Duncan Canal and the South Kupreanof Roadless area as seen from Portage Mountain west of Petersburg

Tom Lenhart, an assistant attorney general with the state of Alaska, said the decision doesn’t have a big impact on Alaska’s challenge. “First it’s important to recognize that all they did was decide not to hear the case,” Lenhart said. “So they didn’t look at the merits at all. There’s no precedent in terms of the merits of the case. What it does is it lets the decision stand by the 10th circuit court of appeals. Certainly it’s a decision we’re disappointed in. However in terms of the state of Alaska’s case, which is in the district of Columbia, it really doesn’t have very much of an impact.”

The state of Wyoming and Colorado Mining Association argued that the rule creates wilderness areas in national forests, an authority reserved for Congress. The State of Alaska’s case is filed in U.S. District court for the District of Columbia and challenges the roadless rule for other reasons, according to Lenhart. “We have raised a number of important legal issues that are completely different from the Wyoming case. Some of them are unique to Alaska, such as that we believe that the roadless rule violates two federal statutes, ANILCA and the Tongass Timber Reform Act. Both of which are specific to Alaska,” he said. TTRA and the Alaska National Interest Lands Conservation Act define and govern use of federal lands in Southeast Alaska.

The federal government has filed a motion to dismiss Alaska’s case and the parties in that lawsuit are awaiting a decision on dismissal. A number of organizations have joined the suit on behalf of the state, including the Alaska Forest Association. Owen Graham is the timber industry group’s executive director. “You know I was hoping Wyoming would be successful so we wouldn’t have to go forward with ours, but it looks like now we’ll have to go forward. You know it’s disappointing but we’ve gotta get rid of the rule,” Graham said. Graham thinks Alaska’s forests should be exempt from the nationwide rule and says the level of logging allowed on the roaded parts of the forest is not enough for industry to survive.

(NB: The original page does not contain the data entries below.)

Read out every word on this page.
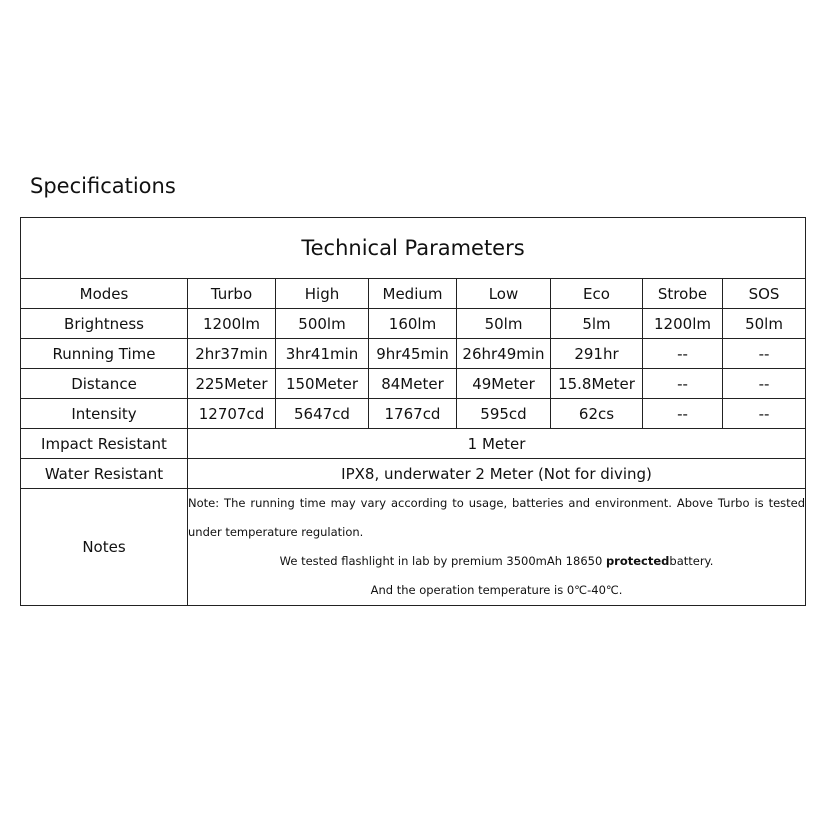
Specifications
Technical Parameters							
Modes	Turbo	High	Medium	Low	Eco	Strobe	SOS
Brightness	1200lm	500lm	160lm	50lm	5lm	1200lm	50lm
Running Time	2hr37min	3hr41min	9hr45min	26hr49min	291hr	--	--
Distance	225Meter	150Meter	84Meter	49Meter	15.8Meter	--	--
Intensity	12707cd	5647cd	1767cd	595cd	62cs	--	--
Impact Resistant	1 Meter						
Water Resistant	IPX8, underwater 2 Meter (Not for diving)						
Notes	Note: The running time may vary according to usage, batteries and environment. Above Turbo is tested under temperature regulation.

We tested flashlight in lab by premium 3500mAh 18650 protectedbattery.

And the operation temperature is 0℃-40℃.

The supreme court’s decision is welcome news for environmental groups that have fought to uphold the Clinton-era law. Tom Waldo is an attorney with EarthJustice, a nationwide environmental law firm. “For more than 11 years, various parties like the state of Wyoming have been filing lawsuits trying to get the roadless rule thrown out. And with the supreme court’s decision this week, they’ve been completely unsuccessful,” Waldo said. “The reason for that is that the roadless rule is a balanced rule that was adopted after a thorough and open public process that complied with all the applicable laws.”

EarthJustice has filed a motion to dismiss the Alaska case arguing the state has missed the statute of limitations for challenging a federal rule. Waldo says the organization is confident and optimistic the district court in Washington D.C. will uphold the roadless rule for the same reasons appeal judges with the ninth circuit and ten circuit courts have.

Meanwhile, the ninth circuit court of appeals could also rule soon on whether the Tongass should be exempted from the roadless rule. Plaintiffs and defendants in a separate case made oral arguments before the appeals court in August.